Barbarella vient au monde dans les pages du V Magazine de Georges Gallet, grand connaisseur de la SF et responsable du « Rayon Fantastique », dont de nombreuses couvertures ont été illustrées… par Forest. Comme quoi, tout est lié ! Losfeld ira la chercher dans les pages du magazine polisson pour en faire un album luxueux, relié, avec jaquette, qui deviendra la figure de proue de son catalogue et l’un de ses best-sellers, avant que le personnage apparaisse dans une chanson de Gainsbourg et soit personnifié par Jane Fonda. À partir de là, il n’aura de cesse de renouveler son exploit éditorial et aura la chance de croiser la route de Guy Peellaert qui fera de lui l’éditeur des Aventures de Jodelle. Excellente pioche à nouveau, du côté du Pop Art cette fois-ci.

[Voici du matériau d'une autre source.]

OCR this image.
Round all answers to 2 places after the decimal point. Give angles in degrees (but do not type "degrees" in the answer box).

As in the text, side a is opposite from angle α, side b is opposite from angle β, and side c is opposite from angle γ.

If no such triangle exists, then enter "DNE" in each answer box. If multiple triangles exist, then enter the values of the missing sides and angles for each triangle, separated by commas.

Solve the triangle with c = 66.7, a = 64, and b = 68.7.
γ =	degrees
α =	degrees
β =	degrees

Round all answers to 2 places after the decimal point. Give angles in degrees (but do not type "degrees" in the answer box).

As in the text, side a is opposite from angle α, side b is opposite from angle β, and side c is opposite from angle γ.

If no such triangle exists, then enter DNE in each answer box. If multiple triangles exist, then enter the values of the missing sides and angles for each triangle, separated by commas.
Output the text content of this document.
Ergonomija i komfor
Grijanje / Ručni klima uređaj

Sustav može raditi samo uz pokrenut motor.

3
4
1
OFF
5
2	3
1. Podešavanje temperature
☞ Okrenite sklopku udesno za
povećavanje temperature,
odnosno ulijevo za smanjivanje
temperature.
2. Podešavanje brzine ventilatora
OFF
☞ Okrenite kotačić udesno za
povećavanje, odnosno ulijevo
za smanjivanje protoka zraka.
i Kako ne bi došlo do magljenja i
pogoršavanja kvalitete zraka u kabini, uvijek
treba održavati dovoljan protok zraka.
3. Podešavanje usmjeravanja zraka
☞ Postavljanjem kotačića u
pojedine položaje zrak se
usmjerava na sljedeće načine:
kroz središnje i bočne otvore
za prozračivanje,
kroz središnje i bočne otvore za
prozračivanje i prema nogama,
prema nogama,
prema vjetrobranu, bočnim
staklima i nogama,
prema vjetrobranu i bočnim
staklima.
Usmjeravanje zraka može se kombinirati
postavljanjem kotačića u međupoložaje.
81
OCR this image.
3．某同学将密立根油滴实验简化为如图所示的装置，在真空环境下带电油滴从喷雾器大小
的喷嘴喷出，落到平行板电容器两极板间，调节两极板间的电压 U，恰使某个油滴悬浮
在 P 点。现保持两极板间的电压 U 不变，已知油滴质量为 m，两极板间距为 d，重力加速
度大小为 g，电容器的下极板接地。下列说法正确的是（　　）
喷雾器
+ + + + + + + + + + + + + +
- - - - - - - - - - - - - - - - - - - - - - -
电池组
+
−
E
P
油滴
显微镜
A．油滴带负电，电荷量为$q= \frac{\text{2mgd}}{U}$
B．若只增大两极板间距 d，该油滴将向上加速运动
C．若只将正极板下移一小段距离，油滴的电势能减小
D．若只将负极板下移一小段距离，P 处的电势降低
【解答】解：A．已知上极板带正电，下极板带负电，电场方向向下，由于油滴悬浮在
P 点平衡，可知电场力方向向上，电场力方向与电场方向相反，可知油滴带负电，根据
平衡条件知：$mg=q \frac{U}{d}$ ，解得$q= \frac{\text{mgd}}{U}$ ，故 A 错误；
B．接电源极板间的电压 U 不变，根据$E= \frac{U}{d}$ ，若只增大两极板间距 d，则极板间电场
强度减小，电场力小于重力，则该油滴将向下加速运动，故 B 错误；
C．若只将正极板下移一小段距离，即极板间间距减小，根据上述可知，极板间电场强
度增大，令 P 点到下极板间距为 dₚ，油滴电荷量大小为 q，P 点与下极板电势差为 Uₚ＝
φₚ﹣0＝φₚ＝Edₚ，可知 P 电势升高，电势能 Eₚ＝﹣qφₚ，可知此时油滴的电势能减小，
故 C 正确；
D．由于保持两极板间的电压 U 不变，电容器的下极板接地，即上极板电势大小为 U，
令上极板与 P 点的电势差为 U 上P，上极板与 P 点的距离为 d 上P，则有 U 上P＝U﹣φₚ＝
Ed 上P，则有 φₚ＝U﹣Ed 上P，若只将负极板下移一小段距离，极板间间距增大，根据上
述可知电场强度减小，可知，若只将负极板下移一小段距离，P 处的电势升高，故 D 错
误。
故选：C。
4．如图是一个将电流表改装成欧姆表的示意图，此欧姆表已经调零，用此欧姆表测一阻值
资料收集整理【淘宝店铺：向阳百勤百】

Puis Losfeld découvrira le très jeune Philippe Druillet, dont il publiera l’inabouti premier opus qui mettait déjà en scène Lone Sloane.
Le sommet de sa production correspondra au mythique Saga de Xam de Nicolas Devil sur scénario de Jean Rollin, ce feu d’artifice graphique édité dans un écrin luxueux et accompagné d’une loupe afin que le lecteur profite des moindres détails !
Il remettra le couvert avec Peellaert pour Pravda la survireuse, éditera le Valentina de Crepax, le Lolly Strip de Pichard et, en 1970, Kris Kool, le très psychédélique album d’un jeune inconnu qui ne le restera pas longtemps, j’ai nommé Caza !
Même s’il s’est fourvoyé avec certains titres, Losfeld aura eu le mérite de faire de belles découvertes et de poser les fondations d’une bande dessinée pour adultes qui, avant lui, n’existait pas. Tel est le bilan tiré par Benoît Bonte à la fin de Sexties – Les Filles du Terrain Vague, un ouvrage à la très riche iconographie, dans lequel on croise de nombreuses personnalités du monde de la contre-culture des années 60 et au-delà – Francis Lacassin, Alain Dorémieux, Jacques Sternberg, Michel Demuth, Maxim Jakubowski, Michael Moorcock… –, et dont la lecture, pour compléter celle des mémoires de Losfeld, Endetté comme une mule, rééditées en 2017 par les éditions Tristram, vous est chaudement recommandée.